I'm building my first Backbone.js app and I'm confused about how much responsibility I'm supposed to give to or hide from my Views.
In my example, I'm building a Rich UI Table (similar to YUI's datagrid) that's dynamically generated from a Collection. In my app I call this an "AppTable". In my understanding of MVC, I would imagine that there'd be some kind of AppTable controller which finds the correct Collection, grabs a "dumb" View and passes to the View whatever information from the Collection it needs to render. In this senario, the View would do little more than take the data provided to it and modify the DOM accordingly, maybe even populating a template or attaching event listeners.
Backbone seems to do away with the idea of having a controller mediate between the View and Collection. Instead a View gets initialized with a reference to a Collection and it is View's responsibility to update itself.

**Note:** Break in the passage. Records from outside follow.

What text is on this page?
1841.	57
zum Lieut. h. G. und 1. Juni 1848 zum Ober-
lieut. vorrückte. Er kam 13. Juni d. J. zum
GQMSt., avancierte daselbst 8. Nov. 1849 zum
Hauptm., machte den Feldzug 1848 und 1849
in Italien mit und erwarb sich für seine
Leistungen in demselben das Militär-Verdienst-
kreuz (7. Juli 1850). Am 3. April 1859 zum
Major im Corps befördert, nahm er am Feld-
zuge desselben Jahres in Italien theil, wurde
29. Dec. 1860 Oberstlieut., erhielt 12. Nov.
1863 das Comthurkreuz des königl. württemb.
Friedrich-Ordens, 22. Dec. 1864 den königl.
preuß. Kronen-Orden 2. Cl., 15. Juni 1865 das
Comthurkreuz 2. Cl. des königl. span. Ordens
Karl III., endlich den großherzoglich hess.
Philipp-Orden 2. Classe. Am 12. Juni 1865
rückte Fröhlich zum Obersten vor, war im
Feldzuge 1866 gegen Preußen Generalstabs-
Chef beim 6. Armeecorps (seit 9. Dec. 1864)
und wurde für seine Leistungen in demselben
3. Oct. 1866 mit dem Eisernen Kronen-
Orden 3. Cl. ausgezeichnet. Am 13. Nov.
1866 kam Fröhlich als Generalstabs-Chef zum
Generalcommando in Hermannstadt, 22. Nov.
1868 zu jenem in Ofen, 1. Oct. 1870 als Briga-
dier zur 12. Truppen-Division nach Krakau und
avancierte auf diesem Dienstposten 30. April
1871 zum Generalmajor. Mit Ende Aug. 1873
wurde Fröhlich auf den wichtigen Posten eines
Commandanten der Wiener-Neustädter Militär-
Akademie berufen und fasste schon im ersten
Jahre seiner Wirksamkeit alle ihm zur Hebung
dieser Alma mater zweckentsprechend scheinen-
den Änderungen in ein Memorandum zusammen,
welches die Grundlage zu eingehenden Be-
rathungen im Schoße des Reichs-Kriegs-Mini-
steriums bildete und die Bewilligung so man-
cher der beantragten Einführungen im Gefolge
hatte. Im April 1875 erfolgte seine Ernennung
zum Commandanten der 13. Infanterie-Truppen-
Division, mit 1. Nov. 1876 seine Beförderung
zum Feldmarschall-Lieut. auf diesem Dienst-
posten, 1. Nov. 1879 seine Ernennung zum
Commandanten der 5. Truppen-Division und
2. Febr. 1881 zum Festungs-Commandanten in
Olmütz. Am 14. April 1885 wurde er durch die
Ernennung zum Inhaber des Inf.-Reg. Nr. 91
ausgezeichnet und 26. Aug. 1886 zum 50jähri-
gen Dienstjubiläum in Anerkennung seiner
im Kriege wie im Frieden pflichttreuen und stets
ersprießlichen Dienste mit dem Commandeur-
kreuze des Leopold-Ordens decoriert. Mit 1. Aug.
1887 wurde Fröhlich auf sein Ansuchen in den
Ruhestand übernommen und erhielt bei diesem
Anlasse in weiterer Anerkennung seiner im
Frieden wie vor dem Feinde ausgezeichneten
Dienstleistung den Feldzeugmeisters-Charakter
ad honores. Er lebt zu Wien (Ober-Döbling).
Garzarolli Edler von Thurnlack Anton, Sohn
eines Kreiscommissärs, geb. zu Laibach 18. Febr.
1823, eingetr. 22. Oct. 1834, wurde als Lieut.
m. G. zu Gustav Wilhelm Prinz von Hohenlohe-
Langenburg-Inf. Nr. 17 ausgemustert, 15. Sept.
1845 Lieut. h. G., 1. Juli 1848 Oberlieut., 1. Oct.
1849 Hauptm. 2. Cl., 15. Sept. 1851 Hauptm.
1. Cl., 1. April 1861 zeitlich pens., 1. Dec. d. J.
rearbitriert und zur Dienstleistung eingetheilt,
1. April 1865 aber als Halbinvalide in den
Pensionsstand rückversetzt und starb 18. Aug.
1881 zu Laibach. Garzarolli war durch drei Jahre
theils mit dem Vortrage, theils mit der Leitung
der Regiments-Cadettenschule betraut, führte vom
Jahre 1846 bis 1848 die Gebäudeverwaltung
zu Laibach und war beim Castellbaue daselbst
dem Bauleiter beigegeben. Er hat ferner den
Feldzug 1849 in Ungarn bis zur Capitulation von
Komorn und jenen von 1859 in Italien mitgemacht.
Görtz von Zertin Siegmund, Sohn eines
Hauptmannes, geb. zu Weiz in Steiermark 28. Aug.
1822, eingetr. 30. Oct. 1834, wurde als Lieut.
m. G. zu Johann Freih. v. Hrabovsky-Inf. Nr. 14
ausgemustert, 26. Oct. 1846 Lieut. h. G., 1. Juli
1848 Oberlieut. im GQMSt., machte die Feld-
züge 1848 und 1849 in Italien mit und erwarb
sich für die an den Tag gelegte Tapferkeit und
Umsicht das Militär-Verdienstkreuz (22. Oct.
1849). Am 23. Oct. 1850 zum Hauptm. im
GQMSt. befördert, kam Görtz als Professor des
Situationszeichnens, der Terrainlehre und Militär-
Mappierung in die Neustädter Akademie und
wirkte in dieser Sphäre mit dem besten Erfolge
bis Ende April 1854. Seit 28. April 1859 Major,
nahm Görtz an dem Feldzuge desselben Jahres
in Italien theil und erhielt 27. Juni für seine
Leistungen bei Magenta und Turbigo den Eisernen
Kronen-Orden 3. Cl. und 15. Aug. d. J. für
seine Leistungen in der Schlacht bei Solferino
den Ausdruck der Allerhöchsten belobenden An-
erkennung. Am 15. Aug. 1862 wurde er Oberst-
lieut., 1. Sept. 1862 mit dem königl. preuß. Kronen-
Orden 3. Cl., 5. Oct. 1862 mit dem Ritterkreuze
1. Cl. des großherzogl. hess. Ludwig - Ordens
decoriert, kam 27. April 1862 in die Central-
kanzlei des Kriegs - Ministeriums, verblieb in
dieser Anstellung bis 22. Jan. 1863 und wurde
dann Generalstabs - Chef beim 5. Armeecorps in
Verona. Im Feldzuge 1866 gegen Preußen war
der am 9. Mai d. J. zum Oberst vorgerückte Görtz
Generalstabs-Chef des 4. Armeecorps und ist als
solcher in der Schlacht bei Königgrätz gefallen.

Am I understanding this architecture correctly?
Assuming I do, my question then becomes, what happens when my View needs to do more and more? For example, I want column sorting, drag-and-drop for rows, pagination, searching, table control links (like new, copy, delete row... etc), and more. If we stick with a "smart" View paradigm where the View is connected directly to a Collection, do the above functions become attached to View object?
Thinking through this, I could see the View growing from a simple table wrapper to pretty messy beast with lot of functionality attached to it. So, is the View really a controller in this case?